第14話 脱寸胴ようこそくびれ

この感じ何かしら、物語は進んでいるような、動いているのを実感させられているような。

まず、これがストーリーの上を走っているとしてヒロインってどこにいるの?

もしかしてヒーロー視点のストーリーなのか。それならシャーリスは悪役令嬢ではなく相手側からしたら攻略対象になる。あんな可愛い子悪役なわけない。攻略対象者の方がスッキリする。


考えたくない思いの一方で強制力なるものまで感じ始めて、私は関わりたくないと思いつつその現場にいる。これが少しでも前世を思い出したことによる何らかの『役』っていうことなのか?


モヤモヤする気持ちはどこにもぶつけられずくすぶる。こんな時はウォーキングに行こうかと自室を出るタイミングで待ったがかかる。

「本日はダンスの日です」

目の前のアンナから告げられる。出来る侍女。

「ありがとう、忘れていたわ」

「お嬢様少し体調が良くないのでは、顔色がすぐれませんよ」

私ってすぐ顔に出ることをアンナから言われる。

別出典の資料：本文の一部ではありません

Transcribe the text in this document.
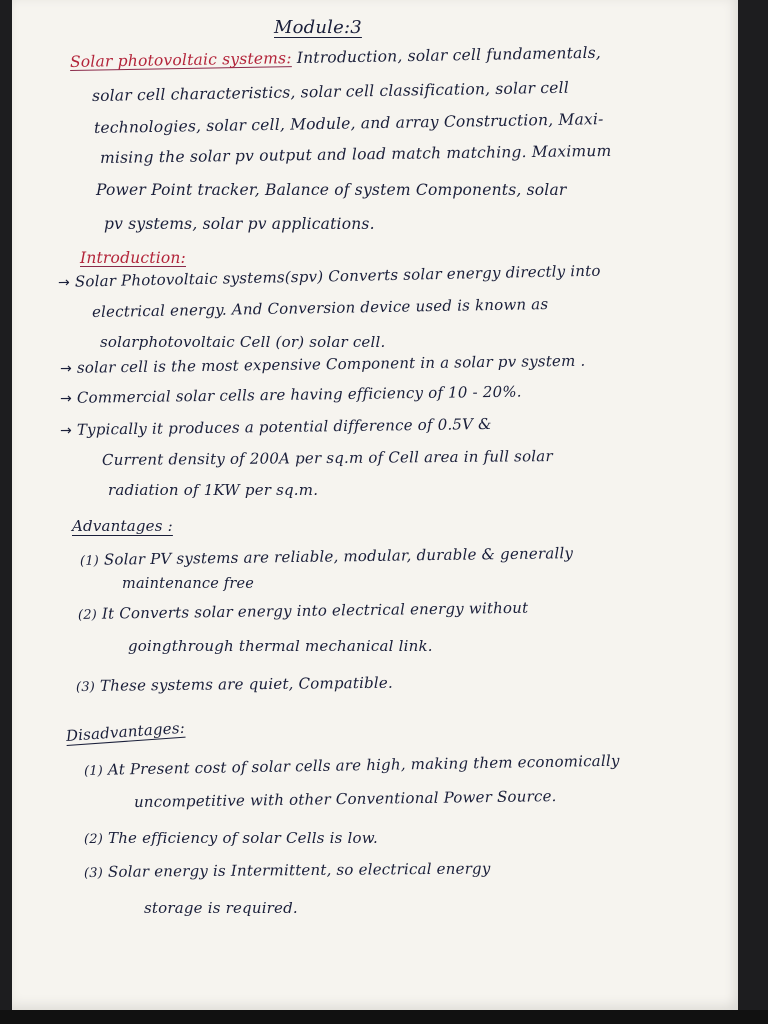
Module:3
Solar photovoltaic systems: Introduction, solar cell fundamentals,
solar cell characteristics, solar cell classification, solar cell
technologies, solar cell, Module, and array Construction, Maxi-
mising the solar pv output and load match matching. Maximum
Power Point tracker, Balance of system Components, solar
pv systems, solar pv applications.
Introduction:
→ Solar Photovoltaic systems(spv) Converts solar energy directly into
electrical energy. And Conversion device used is known as
solarphotovoltaic Cell (or) solar cell.
→ solar cell is the most expensive Component in a solar pv system .
→ Commercial solar cells are having efficiency of 10 - 20%.
→ Typically it produces a potential difference of 0.5V &
Current density of 200A per sq.m of Cell area in full solar
radiation of 1KW per sq.m.
Advantages :
(1) Solar PV systems are reliable, modular, durable & generally
maintenance free
(2) It Converts solar energy into electrical energy without
goingthrough thermal mechanical link.
(3) These systems are quiet, Compatible.
Disadvantages:
(1) At Present cost of solar cells are high, making them economically
uncompetitive with other Conventional Power Source.
(2) The efficiency of solar Cells is low.
(3) Solar energy is Intermittent, so electrical energy
storage is required.
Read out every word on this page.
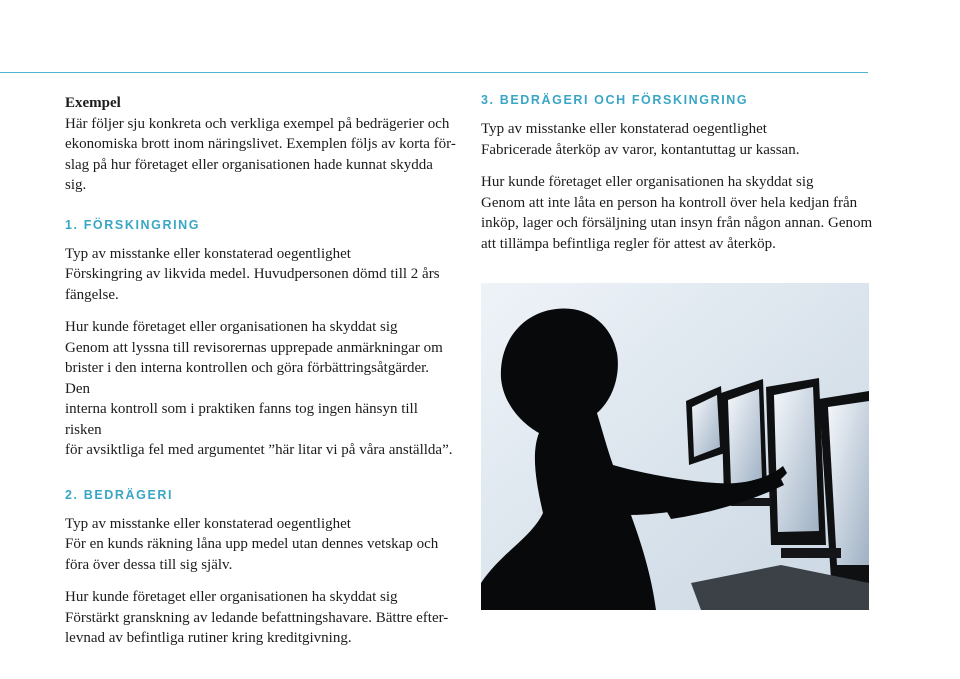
Exempel

Här följer sju konkreta och verkliga exempel på bedrägerier och

ekonomiska brott inom näringslivet. Exemplen följs av korta för-

slag på hur företaget eller organisationen hade kunnat skydda sig.

1. FÖRSKINGRING

Typ av misstanke eller konstaterad oegentlighet

Förskingring av likvida medel. Huvudpersonen dömd till 2 års

fängelse.

Hur kunde företaget eller organisationen ha skyddat sig

Genom att lyssna till revisorernas upprepade anmärkningar om

brister i den interna kontrollen och göra förbättringsåtgärder. Den

interna kontroll som i praktiken fanns tog ingen hänsyn till risken

för avsiktliga fel med argumentet ”här litar vi på våra anställda”.

2. BEDRÄGERI

Typ av misstanke eller konstaterad oegentlighet

För en kunds räkning låna upp medel utan dennes vetskap och

föra över dessa till sig själv.

Hur kunde företaget eller organisationen ha skyddat sig

Förstärkt granskning av ledande befattningshavare. Bättre efter-

levnad av befintliga rutiner kring kreditgivning.

3. BEDRÄGERI OCH FÖRSKINGRING

Typ av misstanke eller konstaterad oegentlighet

Fabricerade återköp av varor, kontantuttag ur kassan.

Hur kunde företaget eller organisationen ha skyddat sig

Genom att inte låta en person ha kontroll över hela kedjan från

inköp, lager och försäljning utan insyn från någon annan. Genom

att tillämpa befintliga regler för attest av återköp.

母様に聞かれたらすぐに淑女のなんたるかを教示されそうである。

「マナーのレッスンと淑女の嗜みのレッスンが増えるのは嫌かな」

なんてアンナに言えば、仕方なさそうに笑ってくれる。


ダンスはいい、得意ではないけど、姿勢がちゃんとする。目の前にやるべきことがあるので余計なことを考えず、視線とステップに集中出来る。嬉しい事も。くびれが現れた、私の腹に、一か月の成果が少しでも現れるとやる気になる。まだポチャとした前腹部分が無くなった程度だか、かなり嬉しい。侍女が褒めてくれる。うちの侍女、本当に出来る。


運動した後の食事って美味しい、幸せを感じていると母様から声がかかる。

「今週のお休みにお茶会があるの。一緒に行くわよ。綺麗になっていくシャルを見せなきゃ」って。

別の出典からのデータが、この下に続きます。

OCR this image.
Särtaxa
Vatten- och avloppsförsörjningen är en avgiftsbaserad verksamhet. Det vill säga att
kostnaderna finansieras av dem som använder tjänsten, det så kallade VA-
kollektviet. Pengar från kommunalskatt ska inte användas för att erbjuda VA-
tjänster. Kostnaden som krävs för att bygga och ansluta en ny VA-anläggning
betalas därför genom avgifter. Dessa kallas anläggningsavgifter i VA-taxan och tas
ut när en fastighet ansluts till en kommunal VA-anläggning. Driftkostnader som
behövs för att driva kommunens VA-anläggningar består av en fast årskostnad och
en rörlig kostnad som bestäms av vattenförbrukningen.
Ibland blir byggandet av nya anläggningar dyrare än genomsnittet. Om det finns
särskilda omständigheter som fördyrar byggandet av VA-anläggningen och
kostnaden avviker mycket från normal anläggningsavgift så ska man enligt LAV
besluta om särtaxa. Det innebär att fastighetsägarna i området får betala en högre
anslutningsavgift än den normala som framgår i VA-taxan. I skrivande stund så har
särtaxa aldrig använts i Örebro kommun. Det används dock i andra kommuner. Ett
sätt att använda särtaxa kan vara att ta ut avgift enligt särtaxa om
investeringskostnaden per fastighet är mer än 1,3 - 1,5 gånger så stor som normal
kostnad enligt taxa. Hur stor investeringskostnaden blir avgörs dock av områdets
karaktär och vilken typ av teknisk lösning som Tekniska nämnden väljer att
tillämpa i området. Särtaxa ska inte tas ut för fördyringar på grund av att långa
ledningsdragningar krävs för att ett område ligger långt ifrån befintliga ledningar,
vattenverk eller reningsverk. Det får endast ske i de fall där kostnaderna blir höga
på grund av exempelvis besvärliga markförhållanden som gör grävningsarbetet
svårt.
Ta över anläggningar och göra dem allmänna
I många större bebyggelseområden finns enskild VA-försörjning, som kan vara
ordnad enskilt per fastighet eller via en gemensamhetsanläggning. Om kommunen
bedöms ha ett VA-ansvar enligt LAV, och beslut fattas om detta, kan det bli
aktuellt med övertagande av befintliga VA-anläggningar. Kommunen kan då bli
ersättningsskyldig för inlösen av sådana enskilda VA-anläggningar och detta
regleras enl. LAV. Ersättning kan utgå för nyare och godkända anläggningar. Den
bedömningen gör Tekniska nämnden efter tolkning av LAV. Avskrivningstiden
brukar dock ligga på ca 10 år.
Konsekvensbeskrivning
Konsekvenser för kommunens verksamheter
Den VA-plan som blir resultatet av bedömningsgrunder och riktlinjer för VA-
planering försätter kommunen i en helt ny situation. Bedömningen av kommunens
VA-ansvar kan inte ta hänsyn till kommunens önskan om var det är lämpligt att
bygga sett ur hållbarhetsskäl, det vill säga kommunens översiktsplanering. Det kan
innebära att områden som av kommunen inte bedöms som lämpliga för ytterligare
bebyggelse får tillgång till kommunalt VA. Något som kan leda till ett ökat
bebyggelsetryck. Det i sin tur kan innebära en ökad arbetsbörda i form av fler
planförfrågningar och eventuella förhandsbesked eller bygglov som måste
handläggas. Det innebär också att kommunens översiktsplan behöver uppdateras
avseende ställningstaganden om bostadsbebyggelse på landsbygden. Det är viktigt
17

私、綺麗、ってそこじゃなくて今週って明後日じゃない、など思いながら、仕方なさそうに返事をする。


ふふふと、ノーラ姉様が笑う。

「今週は私の婚約者のお家に招かれているのよ。宜しくね、シャル」

姉様にまで気を使われている事に申し訳なく、お茶会の大事さもわかっているのにね、また顔に出てしまった。母様の視線が痛い。

「楽しみにしております」

と告げ紅茶を飲む。姉様は一年後お嫁に行ってしまうのだと少し寂しくて姉様を見てしまう。婚約か、今の私にはまだないけど、シャーリスのこともあって現実的な話、いつ私にも舞い込むかわからない。思い人がいるわけでもないので父様にお任せするが、これが現実なのだなと思う。


前世を思い出したとて恋愛について知識が増えなかった私は、前世ではどんな人生だったんだろう。少しでも幸せだったならいいな。過去に思いを馳せる。悲しみも楽しみもない人生もあるし、激しく生きる人生もあるだろうなと眠りにつく。


お茶会当日は雲だらけの曇り空。

まるで先行き不安を表しているのではないか。少しスタイルが良くなった私のワンピースはウエストをリボンで絞るタイプ。レオノーラ姉様の上半身がピタッと腰から広がるスカートは上級者の着こなしで、より一層美しさを際立たせてた。まだまだお子様体型な私。より一層脱寸胴をしなければと思う。母様は姉様のお姉さんと言っても良いのではないかと思うぐらい可愛いらしい。淡い色合いのシンプルな装いでノーラ姉様の紺色を引き立たせていた。


ガタゴト走る馬車は、私を連れて遠くまで曇った空の下に連れて行く。